City Mission receives $200,000 gift for veterans wing of future community center

Oct 25, 2018

The Buffalo City Mission is planning to construct a new One-Stop Community Center on East Tupper Street. Thursday, a local restaurateur and hotel owner pledged $200,000 to fund a wing within that building to support displaced veterans.


Russell J. Salvatore, through his charitable foundation, will provide the funding to build a veterans' wing within the new community center. That wing will also bear his name when ready.

From left to right, Buffalo City Mission CEO Stuart Harper, Russell J. Salvatore and City Mission associate executive director Aubrey Calhoun hold a ceremonial check. Salvatore is pledging $200,000 for a veterans wing within the Mission's future community center.
Credit Ronald Peralta, WBFO

"City Mission is very important to me, being a veteran," said Salvatore, who explained he formed his foundation to give back to the community which helped make him wealthy.

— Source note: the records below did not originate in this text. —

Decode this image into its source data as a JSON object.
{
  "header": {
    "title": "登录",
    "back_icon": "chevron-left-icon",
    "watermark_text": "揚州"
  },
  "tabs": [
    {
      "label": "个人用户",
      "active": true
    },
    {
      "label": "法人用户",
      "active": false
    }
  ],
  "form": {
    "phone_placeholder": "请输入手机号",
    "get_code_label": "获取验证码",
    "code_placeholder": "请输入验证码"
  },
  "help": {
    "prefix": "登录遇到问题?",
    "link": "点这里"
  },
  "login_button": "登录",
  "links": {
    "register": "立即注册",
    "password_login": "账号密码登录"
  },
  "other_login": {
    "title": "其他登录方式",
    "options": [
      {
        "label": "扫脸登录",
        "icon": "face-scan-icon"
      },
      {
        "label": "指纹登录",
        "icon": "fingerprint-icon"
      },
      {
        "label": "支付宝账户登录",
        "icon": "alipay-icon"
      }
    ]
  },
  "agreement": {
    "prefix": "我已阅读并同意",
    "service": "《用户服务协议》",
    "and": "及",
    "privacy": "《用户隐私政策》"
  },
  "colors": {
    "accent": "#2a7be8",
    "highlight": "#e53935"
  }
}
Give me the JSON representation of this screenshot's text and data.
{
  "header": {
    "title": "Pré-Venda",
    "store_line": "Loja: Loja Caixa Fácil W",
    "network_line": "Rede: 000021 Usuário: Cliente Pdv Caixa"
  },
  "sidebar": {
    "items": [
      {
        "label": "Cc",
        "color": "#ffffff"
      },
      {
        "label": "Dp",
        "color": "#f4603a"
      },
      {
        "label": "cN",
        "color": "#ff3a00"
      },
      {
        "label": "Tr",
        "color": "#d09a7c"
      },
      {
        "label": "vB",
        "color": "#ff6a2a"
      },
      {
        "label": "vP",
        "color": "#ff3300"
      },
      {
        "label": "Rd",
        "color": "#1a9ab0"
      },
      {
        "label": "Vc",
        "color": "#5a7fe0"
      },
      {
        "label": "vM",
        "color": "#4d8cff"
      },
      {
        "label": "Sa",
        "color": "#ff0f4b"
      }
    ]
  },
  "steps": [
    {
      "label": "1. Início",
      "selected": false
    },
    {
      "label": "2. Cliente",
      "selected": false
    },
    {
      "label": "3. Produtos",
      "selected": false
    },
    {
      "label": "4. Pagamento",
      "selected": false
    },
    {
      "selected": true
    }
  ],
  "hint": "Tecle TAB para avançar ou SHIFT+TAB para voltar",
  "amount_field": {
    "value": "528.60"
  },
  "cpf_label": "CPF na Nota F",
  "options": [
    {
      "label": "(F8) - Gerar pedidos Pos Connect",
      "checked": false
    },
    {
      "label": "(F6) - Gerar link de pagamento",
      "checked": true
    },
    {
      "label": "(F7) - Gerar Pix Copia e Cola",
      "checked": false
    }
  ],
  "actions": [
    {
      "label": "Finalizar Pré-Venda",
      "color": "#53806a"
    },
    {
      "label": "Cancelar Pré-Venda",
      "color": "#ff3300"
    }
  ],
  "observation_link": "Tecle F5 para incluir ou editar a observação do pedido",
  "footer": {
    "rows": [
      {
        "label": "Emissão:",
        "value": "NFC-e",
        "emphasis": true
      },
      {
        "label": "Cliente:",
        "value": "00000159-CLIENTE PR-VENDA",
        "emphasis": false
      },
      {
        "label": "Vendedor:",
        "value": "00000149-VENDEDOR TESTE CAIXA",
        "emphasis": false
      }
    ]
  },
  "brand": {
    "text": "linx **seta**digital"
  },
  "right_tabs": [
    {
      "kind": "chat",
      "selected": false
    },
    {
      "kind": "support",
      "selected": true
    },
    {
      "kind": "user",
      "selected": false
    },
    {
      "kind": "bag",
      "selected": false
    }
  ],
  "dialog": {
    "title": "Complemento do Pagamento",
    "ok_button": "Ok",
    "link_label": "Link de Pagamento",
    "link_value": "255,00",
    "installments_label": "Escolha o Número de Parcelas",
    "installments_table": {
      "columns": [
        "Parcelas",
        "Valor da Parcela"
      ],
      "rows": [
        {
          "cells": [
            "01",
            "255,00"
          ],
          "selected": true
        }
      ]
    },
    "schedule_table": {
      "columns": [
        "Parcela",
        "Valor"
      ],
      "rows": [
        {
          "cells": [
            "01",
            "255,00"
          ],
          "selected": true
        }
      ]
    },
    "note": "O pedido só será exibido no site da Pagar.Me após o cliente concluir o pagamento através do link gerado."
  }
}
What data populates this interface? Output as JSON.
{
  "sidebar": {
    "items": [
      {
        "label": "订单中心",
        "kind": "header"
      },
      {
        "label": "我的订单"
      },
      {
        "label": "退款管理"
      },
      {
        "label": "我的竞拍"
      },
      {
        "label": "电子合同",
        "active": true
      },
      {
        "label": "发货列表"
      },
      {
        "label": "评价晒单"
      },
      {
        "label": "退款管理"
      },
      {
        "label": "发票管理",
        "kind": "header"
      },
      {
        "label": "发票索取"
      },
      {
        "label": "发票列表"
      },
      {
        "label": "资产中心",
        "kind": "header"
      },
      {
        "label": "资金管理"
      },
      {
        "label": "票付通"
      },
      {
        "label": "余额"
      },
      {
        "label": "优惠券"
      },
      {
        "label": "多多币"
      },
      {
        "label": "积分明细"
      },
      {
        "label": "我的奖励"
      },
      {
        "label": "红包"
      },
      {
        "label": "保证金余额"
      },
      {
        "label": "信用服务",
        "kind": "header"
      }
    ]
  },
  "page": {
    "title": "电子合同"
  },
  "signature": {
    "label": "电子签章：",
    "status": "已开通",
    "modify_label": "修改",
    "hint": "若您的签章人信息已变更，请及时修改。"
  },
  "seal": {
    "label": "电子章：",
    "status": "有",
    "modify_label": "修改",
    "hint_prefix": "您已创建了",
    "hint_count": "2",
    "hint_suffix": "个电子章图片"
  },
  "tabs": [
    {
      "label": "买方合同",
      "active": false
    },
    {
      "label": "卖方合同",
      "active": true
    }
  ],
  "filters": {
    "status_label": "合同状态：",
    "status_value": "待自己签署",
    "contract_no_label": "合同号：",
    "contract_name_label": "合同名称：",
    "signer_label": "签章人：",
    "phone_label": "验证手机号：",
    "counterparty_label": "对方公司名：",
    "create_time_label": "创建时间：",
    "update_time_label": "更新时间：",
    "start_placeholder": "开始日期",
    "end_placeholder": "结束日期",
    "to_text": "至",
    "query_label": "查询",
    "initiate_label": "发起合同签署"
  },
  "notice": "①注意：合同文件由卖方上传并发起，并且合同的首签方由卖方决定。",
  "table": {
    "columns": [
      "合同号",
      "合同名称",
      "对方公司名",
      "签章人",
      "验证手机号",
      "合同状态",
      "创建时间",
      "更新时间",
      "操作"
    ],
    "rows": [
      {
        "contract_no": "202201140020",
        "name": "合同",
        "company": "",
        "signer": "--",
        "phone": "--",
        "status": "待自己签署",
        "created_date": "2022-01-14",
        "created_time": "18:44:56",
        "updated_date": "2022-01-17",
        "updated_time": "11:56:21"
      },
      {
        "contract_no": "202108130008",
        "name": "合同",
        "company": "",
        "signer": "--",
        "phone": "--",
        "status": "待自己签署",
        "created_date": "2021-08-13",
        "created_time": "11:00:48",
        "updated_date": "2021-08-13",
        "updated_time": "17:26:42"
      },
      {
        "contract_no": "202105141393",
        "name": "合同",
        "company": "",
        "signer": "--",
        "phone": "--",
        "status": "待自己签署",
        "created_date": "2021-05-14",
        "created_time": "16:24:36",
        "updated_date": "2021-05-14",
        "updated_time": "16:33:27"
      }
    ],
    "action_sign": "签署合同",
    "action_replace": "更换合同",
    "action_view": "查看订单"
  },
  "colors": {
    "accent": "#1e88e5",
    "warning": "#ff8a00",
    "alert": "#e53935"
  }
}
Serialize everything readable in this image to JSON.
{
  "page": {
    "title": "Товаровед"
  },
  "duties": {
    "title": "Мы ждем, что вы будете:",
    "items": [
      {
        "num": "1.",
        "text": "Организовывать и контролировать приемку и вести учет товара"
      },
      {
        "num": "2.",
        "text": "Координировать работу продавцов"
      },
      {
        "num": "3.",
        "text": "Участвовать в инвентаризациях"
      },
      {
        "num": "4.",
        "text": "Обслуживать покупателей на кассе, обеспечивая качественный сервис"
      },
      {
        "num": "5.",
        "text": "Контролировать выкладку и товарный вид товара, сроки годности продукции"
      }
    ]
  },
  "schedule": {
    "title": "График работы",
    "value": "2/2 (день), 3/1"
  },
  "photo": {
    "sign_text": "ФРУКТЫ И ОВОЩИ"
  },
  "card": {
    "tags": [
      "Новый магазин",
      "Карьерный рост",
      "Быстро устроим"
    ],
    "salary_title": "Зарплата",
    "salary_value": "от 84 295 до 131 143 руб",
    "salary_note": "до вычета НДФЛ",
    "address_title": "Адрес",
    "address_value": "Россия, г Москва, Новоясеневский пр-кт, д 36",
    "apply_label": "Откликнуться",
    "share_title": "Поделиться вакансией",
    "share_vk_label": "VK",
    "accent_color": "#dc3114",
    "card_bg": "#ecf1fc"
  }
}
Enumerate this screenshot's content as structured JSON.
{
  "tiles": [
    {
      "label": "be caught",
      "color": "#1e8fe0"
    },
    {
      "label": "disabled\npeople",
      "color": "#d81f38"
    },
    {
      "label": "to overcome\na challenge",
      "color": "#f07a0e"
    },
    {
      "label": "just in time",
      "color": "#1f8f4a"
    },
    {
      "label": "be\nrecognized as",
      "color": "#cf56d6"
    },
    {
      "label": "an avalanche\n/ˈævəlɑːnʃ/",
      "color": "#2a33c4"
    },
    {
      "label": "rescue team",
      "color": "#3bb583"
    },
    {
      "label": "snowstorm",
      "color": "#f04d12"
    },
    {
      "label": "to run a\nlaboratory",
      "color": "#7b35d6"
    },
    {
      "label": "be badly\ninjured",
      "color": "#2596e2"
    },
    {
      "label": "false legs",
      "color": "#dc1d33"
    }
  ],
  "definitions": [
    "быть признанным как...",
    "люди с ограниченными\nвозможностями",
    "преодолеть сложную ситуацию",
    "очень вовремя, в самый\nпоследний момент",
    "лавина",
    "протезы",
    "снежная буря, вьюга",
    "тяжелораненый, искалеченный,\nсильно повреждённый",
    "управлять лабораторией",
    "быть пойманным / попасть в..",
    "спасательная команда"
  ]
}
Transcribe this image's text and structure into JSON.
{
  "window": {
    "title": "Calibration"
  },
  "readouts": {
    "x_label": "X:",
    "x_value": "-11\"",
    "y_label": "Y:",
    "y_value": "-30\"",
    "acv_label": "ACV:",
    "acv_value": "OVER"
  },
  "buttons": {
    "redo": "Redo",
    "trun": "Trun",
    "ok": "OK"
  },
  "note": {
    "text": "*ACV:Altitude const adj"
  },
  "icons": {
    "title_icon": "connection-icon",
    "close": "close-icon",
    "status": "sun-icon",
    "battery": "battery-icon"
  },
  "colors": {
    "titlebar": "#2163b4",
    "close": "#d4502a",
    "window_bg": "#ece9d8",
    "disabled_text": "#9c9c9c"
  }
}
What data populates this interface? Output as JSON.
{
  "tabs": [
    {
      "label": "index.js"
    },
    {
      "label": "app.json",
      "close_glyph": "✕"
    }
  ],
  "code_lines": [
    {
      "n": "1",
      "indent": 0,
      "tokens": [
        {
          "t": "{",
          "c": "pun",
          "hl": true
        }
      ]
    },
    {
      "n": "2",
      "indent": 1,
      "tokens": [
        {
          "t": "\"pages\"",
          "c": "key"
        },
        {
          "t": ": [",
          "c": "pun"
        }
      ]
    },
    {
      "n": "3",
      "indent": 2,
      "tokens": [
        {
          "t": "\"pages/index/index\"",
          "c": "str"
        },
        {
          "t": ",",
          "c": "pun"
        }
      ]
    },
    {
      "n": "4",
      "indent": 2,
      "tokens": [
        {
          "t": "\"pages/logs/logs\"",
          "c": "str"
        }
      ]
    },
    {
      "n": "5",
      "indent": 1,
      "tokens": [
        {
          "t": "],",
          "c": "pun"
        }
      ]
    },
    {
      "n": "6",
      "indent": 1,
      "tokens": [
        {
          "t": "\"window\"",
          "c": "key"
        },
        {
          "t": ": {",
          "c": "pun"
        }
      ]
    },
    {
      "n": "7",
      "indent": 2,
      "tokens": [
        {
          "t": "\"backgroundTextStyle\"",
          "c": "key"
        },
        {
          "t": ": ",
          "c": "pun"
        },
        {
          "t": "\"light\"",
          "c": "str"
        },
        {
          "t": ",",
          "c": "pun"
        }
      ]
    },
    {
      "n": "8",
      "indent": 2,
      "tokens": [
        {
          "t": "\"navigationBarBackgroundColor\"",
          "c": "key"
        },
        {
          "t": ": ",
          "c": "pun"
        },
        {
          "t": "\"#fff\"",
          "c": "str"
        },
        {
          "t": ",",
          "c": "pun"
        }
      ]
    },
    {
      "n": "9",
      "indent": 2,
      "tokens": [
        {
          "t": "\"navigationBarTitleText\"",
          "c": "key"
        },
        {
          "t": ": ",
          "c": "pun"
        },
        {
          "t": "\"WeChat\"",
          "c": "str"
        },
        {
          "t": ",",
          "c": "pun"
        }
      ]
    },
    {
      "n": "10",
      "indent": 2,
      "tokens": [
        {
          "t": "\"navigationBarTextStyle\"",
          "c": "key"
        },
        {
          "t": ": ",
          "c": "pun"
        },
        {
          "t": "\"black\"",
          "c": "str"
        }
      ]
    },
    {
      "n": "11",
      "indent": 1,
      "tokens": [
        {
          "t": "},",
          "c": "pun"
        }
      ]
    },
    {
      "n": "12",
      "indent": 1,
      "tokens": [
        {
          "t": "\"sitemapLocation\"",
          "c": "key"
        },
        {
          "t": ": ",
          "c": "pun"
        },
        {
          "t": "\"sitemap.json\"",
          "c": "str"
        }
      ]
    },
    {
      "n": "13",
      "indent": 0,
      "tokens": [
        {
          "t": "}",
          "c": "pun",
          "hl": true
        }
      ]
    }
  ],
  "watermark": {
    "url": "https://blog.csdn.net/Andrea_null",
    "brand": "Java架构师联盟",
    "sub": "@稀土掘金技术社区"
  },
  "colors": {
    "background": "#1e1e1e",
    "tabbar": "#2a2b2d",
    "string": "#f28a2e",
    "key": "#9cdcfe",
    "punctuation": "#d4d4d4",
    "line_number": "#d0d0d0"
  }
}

Also a veteran is the City Mission's chief executive officer and executive director, Stuart Harper. He explained that assisting veterans in need is an important part of the broader task of serving the community's homeless.

"As a former veteran, I only know what it would be like to have to be on the street after coming back from service," he said. "This special gift honors them by supporting a dedicated wing that will serve as a resource and a proud reminder of their service."

Salvatore originally pledged $100,000 for the project but surprised City Mission leaders by announcing Thursday he would double that commitment to $200,000, which was displayed on a ceremonial oversized check.

Veterans' causes are nothing new for Salvatore. Last year, he acquired and donated ten vans to Buffalo's VA Hospital. Meanwhile, memorials to those who served in past conflicts are among the monuments and models featured in the patriotically-themed park in front of his steakhouse and hotel property on Transit Road in Lancaster.

The community center, which is expected to open in 2020, will provide preventative services intended to help those in danger of homelessness avoid ending up on the street, as well as lower the rate of homelessness year-over-year.

"At the Mission, we pass the vision forward to veterans and to all individuals, to help them rebuild their lives," said Aubrey Calhoun, its associate executive director. "Whether it be through completing a GED, achieving a college degree or providing medical care for those who need it most."

The overall cost of the project is $15 million. City Mission officials say its Next Century Capital Campaign, under which the community center is being constructed, is just under $4 million shy of the goal.